Exposing students to northern and southern music in India alongside northern
and southern music in America was one way to explore the complexity of
regionalism. To that end Friday's program also included documentaries about
each country's geography, a northern Indian giddha dance set to live music
in New Delhi and a New Orleans brass band that strutted up the aisle of
Zankel Hall playing explosive jazz.

David Johnson, a social studies teacher at Martin Van Buren High School in
Queens Village, attended with 30 of his students. Mr. Johnson, who has
participated in three previous distance-learning events through Global
Encounters, called the high-tech spectacle "an apotheosis" in comparison
with a straightforward concert or a dry classroom discussion. With the
students allowed to communicate directly with their peers - as happened here
when students on both sides lined up to ask each other questions about
music, dance and life - they are "awakened to their role in the world and in
New York City," Mr. Johnson said.

Meanwhile, as Mr. Das played tabla alongside Amar Ali Banglash on the sarod,
a fretless string instrument, it became evident that the bluegrass and the
Hindustani music had things in common: the combination of sweetly whining
strings and rhythmic adrenaline, and a certain understated balance, with no
particular instrument hogging attention.

Mr. Das compared his tabla playing with the sound of the subway rumbling
alongside Zankel Hall: "Here comes the train from New Delhi to New York," he
shouted over the screen, and tore into a rattling crescendo, which captured
perfectly the event's relentless excitement.

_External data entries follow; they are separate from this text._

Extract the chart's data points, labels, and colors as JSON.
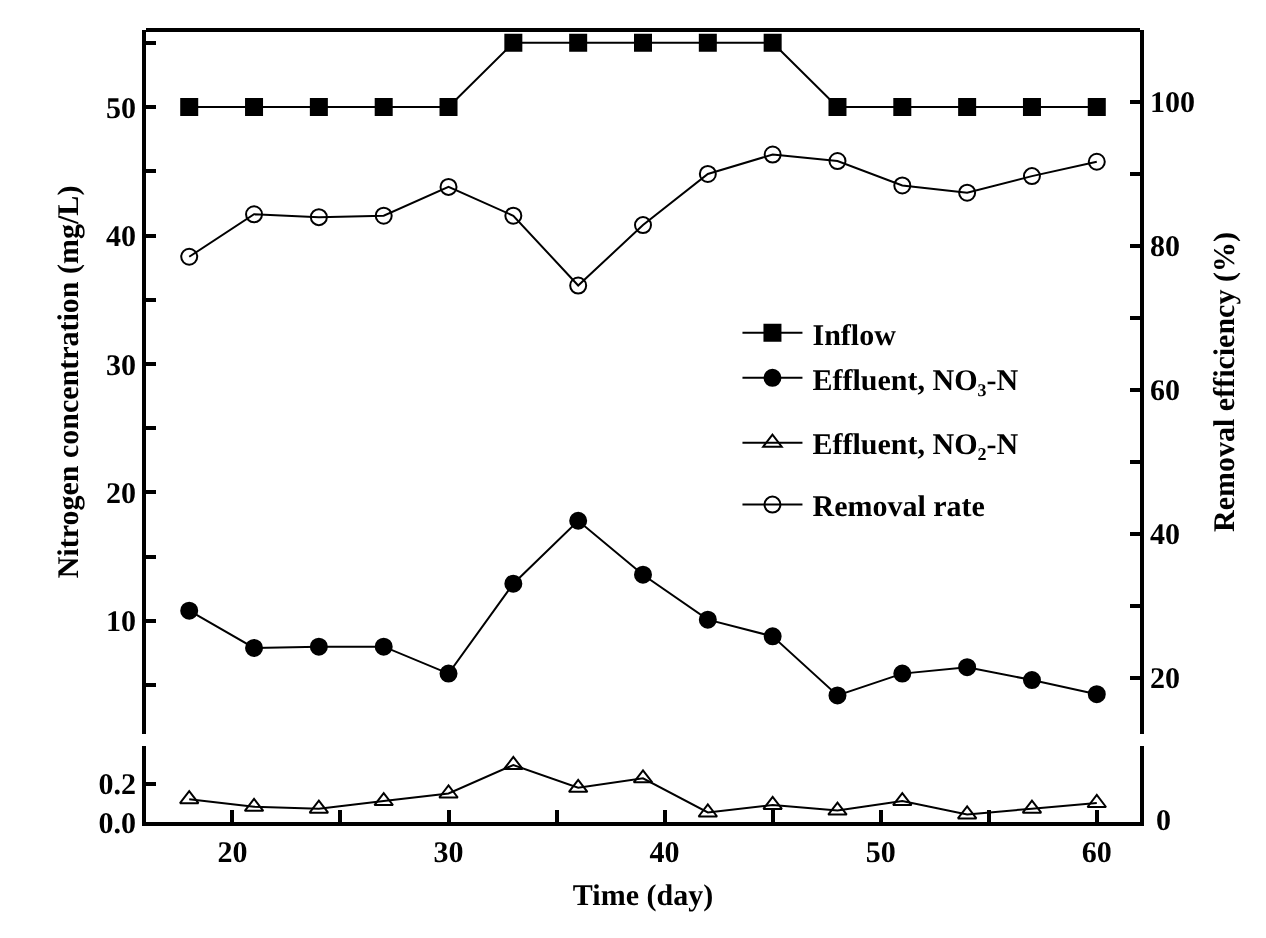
{
  "chart_data": [
    {
      "type": "line",
      "ylabel": "Nitrogen concentration (mg/L)",
      "y2label": "Removal efficiency (%)",
      "tick_labels": "y",
      "x": [
        18,
        21,
        24,
        27,
        30,
        33,
        36,
        39,
        42,
        45,
        48,
        51,
        54,
        57,
        60
      ],
      "xlim": [
        16,
        62
      ],
      "xticks": [
        20,
        {
          "value": 25,
          "label": null
        },
        30,
        {
          "value": 35,
          "label": null
        },
        40,
        {
          "value": 45,
          "label": null
        },
        50,
        {
          "value": 55,
          "label": null
        },
        60
      ],
      "ylim": [
        1.2,
        56
      ],
      "yticks": [
        {
          "value": 5,
          "label": null
        },
        10,
        {
          "value": 15,
          "label": null
        },
        20,
        {
          "value": 25,
          "label": null
        },
        30,
        {
          "value": 35,
          "label": null
        },
        40,
        {
          "value": 45,
          "label": null
        },
        50,
        {
          "value": 55,
          "label": null
        }
      ],
      "y2lim": [
        12.2,
        110
      ],
      "y2ticks": [
        20,
        {
          "value": 30,
          "label": null
        },
        40,
        {
          "value": 50,
          "label": null
        },
        60,
        {
          "value": 70,
          "label": null
        },
        80,
        {
          "value": 90,
          "label": null
        },
        100
      ],
      "legend": "right",
      "series": [
        {
          "name": "Inflow",
          "color": "#000000",
          "marker": "square",
          "values": [
            50,
            50,
            50,
            50,
            50,
            55,
            55,
            55,
            55,
            55,
            50,
            50,
            50,
            50,
            50
          ]
        },
        {
          "name": "Effluent, NO₃-N",
          "color": "#000000",
          "marker": "circle",
          "values": [
            10.8,
            7.9,
            8.0,
            8.0,
            5.9,
            12.9,
            17.8,
            13.6,
            10.1,
            8.8,
            4.2,
            5.9,
            6.4,
            5.4,
            4.3
          ]
        },
        {
          "name": "Removal rate",
          "color": "#000000",
          "marker": "circle-open",
          "axis": "y2",
          "values": [
            78.5,
            84.4,
            84.0,
            84.2,
            88.2,
            84.2,
            74.5,
            82.9,
            90.0,
            92.7,
            91.8,
            88.4,
            87.4,
            89.7,
            91.7
          ]
        }
      ]
    },
    {
      "type": "line",
      "xlabel": "Time (day)",
      "x": [
        18,
        21,
        24,
        27,
        30,
        33,
        36,
        39,
        42,
        45,
        48,
        51,
        54,
        57,
        60
      ],
      "xlim": [
        16,
        62
      ],
      "xticks": [
        20,
        {
          "value": 25,
          "label": null
        },
        30,
        {
          "value": 35,
          "label": null
        },
        40,
        {
          "value": 45,
          "label": null
        },
        50,
        {
          "value": 55,
          "label": null
        },
        60
      ],
      "ylim": [
        0,
        0.4
      ],
      "yticks": [
        {
          "value": 0,
          "label": "0.0"
        },
        {
          "value": 0.2,
          "label": "0.2"
        }
      ],
      "annotations": [
        "0"
      ],
      "legend": "right",
      "series": [
        {
          "name": "Effluent, NO₂-N",
          "color": "#000000",
          "marker": "triangle",
          "values": [
            0.12,
            0.08,
            0.07,
            0.11,
            0.15,
            0.3,
            0.18,
            0.23,
            0.05,
            0.09,
            0.06,
            0.11,
            0.04,
            0.07,
            0.1
          ]
        }
      ]
    }
  ]
}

The finale was a jam session over the oceans. The musicians in New Delhi
established a rhythm, the bluegrass band in Zankel Hall gradually matched
it, and eventually the brass band worked its way into the mix. Soon
everybody was playing "Sweet Georgia Brown." A troupe of dancers in New
Delhi twirled to the familiar refrain, their hands in the air, and the
principal of Delhi Public School, Dwarka joined them as the American
students clapped in time.

Global Encounters will continue at Zankel Hall through the spring, with
professional development courses for New York teachers, a simulcast choir
rehearsal involving students in three states in January and an interactive
musical game between students in New York and Hawaii in February.